Guy is best known for his novels One People, about village life in Jamaica; Bird Brain, about a bunch of optimistic pheasants, and for his memoirs Time To Go about killing his mother (with her permission) and Sunbathing Naked and Other Miracle Cures. His most recent novel, The Accidental Collector, won the Bollinger Everyman Wodehouse Prize for Comic Fiction in 2021. His most recent memoir is Foot Notes, a broad comedy about race and nationality which he wrote with his daughter-in-law’s brother Hussein Sharif.

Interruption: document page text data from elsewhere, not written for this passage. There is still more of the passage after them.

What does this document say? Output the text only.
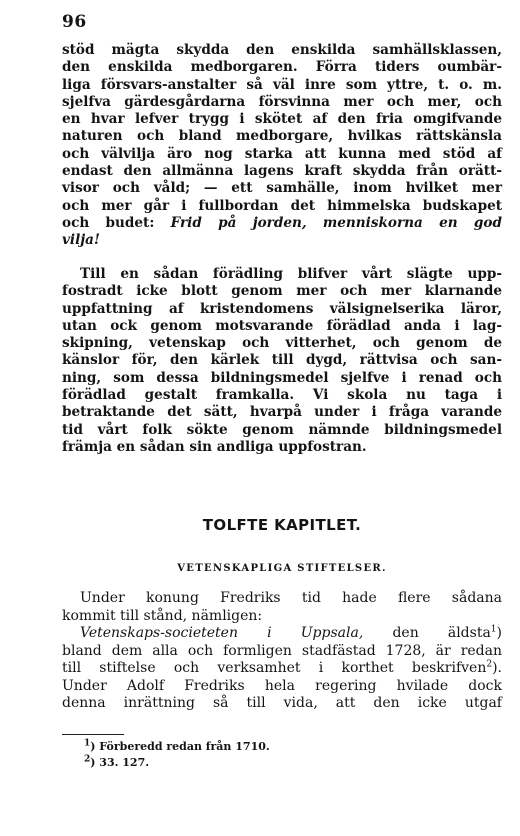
96
stöd mägta skydda den enskilda samhällsklassen,
den enskilda medborgaren. Förra tiders oumbär-
liga försvars-anstalter så väl inre som yttre, t. o. m.
sjelfva gärdesgårdarna försvinna mer och mer, och
en hvar lefver trygg i skötet af den fria omgifvande
naturen och bland medborgare, hvilkas rättskänsla
och välvilja äro nog starka att kunna med stöd af
endast den allmänna lagens kraft skydda från orätt-
visor och våld; — ett samhälle, inom hvilket mer
och mer går i fullbordan det himmelska budskapet
och budet: Frid på jorden, menniskorna en god
vilja!
Till en sådan förädling blifver vårt slägte upp-
fostradt icke blott genom mer och mer klarnande
uppfattning af kristendomens välsignelserika läror,
utan ock genom motsvarande förädlad anda i lag-
skipning, vetenskap och vitterhet, och genom de
känslor för, den kärlek till dygd, rättvisa och san-
ning, som dessa bildningsmedel sjelfve i renad och
förädlad gestalt framkalla. Vi skola nu taga i
betraktande det sätt, hvarpå under i fråga varande
tid vårt folk sökte genom nämnde bildningsmedel
främja en sådan sin andliga uppfostran.
TOLFTE KAPITLET.
VETENSKAPLIGA STIFTELSER.
Under konung Fredriks tid hade flere sådana
kommit till stånd, nämligen:
Vetenskaps-societeten i Uppsala, den äldsta$^1$)
bland dem alla och formligen stadfästad 1728, är redan
till stiftelse och verksamhet i korthet beskrifven$^2$).
Under Adolf Fredriks hela regering hvilade dock
denna inrättning så till vida, att den icke utgaf
$^1$) Förberedd redan från 1710.
$^2$) 33. 127.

In Jamaica, Guy runs a campaign called Speak Properly: Chat Patwa, encouraging the promotion of patwa as an accepted language.
‘In all my writing my aim is to delight and amuse,’ Kennaway has said. ‘Hopefully I make people laugh out loud. Laughter is our most effective weapon in the battle against the difficulties and struggles of life. If I can transport my reader to a happy, joyful world, my mission is successful.’